Shea Serrano’s advice: It’s OK to screw things up and it’s OK to not have your whole life planned out when you walk onto campus for the first time or even when you leave for the last time.
Serrano, a New York Times Best Selling Author and SHSU alumnus, should know. His life hasn’t gone as planned.
He started at SHSU as a criminal justice major, but after taking a class where he had to look at real crime scene photos, he realized that CJ wasn’t the major for him. Changing his major to psychology, Serrano mapped out a future where he would become a teacher and then eventually a counselor.
Except life happened. While working as a teacher, his wife, an SHSU alumna often referred to as the G.O.A.T. in Serrano’s tweets, was placed on bedrest after experiencing complications while pregnant with their twins. Needing extra money because his wife couldn’t work, Serrano started applying for jobs at local stores and restaurants, but didn’t get hired since he already had a full-time job teaching.
“I was literally at home Googling work-from-home jobs and writer was one of them,” Serrano said. “I said, ‘all right, I guess I’ll be a writer then.”
With no writing experience, Serrano started working for a small neighborhood newsletter where he was paid $15 to write his first article. After that, he started working for the Houston Press covering Houston night life and Houston Rap. It was here he learned to be a writer. Once he got established at the Houston Press, he started writing for their sister publication, LA Weekly.
Then, he got his big break. A hilarious piece he wrote for LA Weekly about Drake encouraging him through the radio while he was in bed with his wife made its way to the editors of Grantland, an ESPN sports and pop-culture blog.
All of a sudden, he was flying out to LA to meet with the basketball writers and editors of the popular publication. He described himself sitting at a board room table between New York Times Best Selling Author and former Grantland Editor-in-Chief Bill Simmons and Zach Lowe, who he calls ‘”one of the best basketball writers on the planet,” with everyone else at the table pitching ideas for the upcoming season.

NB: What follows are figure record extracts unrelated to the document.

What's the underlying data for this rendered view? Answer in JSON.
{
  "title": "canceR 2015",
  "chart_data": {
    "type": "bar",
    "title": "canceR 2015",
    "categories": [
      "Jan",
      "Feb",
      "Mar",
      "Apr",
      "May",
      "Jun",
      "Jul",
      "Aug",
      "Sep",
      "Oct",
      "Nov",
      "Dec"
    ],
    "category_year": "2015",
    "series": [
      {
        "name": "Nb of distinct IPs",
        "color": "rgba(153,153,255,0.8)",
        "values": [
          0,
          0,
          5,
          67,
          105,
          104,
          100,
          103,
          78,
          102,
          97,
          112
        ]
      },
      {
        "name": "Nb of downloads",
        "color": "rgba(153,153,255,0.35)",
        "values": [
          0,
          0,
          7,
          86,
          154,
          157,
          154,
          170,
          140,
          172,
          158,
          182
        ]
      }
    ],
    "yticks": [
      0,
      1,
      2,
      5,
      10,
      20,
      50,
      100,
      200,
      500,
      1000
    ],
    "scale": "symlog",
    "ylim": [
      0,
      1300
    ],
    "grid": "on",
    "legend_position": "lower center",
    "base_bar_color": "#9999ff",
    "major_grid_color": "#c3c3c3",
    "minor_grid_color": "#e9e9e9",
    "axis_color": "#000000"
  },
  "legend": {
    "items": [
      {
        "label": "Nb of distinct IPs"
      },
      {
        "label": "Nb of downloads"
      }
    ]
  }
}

That is when he had his surreal moment about how much his life had changed.
“I remember sitting there feeling very intimidated and very scared… but also thinking ‘this is a thing I’m doing right now.’ This is going to be, at least for the next year, what my life is like,” he said. “That was a big change from that $15 first article. That was the first time I felt like OK this will be the way you will provide for your family. You’re not pretending anymore, you’re supposed to be a real writer now, so get it together.”
From there, Serrano has authored articles for ESPN, Vice, and, currently, The Ringer in addition to two books.
His first book, “The Rap Yearbook,” debates the most important rap song from 1979 until the books release in 2015. Within the first week, the book made it on the New York Times Best Seller List.
So, what happened when Serrano made the New York Times Best Sellers List?
“I screamed very loud and did a Michael Jordan fist pump,” he said. “I knew from then going forward every time someone said my name they were going to have to say New York Times Best Selling Author.”
When asked if he made his wife refer to him with his new title at home, (really, who wouldn’t want that), he jokingly said he makes her call him that every day.
His second book, “Basketball and Other Things,” answers a different basketball question in every chapter. The title of chapter one, for example, is called: What year is Michael Jordan the best version of Michael Jordan? Since each of the 33 chapters asks a different question, the reader can read one chapter without having read the ones prior, similar to “The Rap Yearbook.”
Serrano described the book as “probably the best book you will ever read in your entire life.” You can find out for yourself when it gets released on Oct. 10.
Writing takes dedication. For Serrano, he usually writes every day. He said the difference between writers who end up being successful isn’t that they were better writers than their peers, but that they kept trying.
And that’s how he came up with his motto: “Shoot Your Shot.”
“Just don’t stop,” he said. “You’re going to mess stuff up and it’s not always going to work out, but if you try a thing enough times, you’ll eventually get to where you’re trying to go.”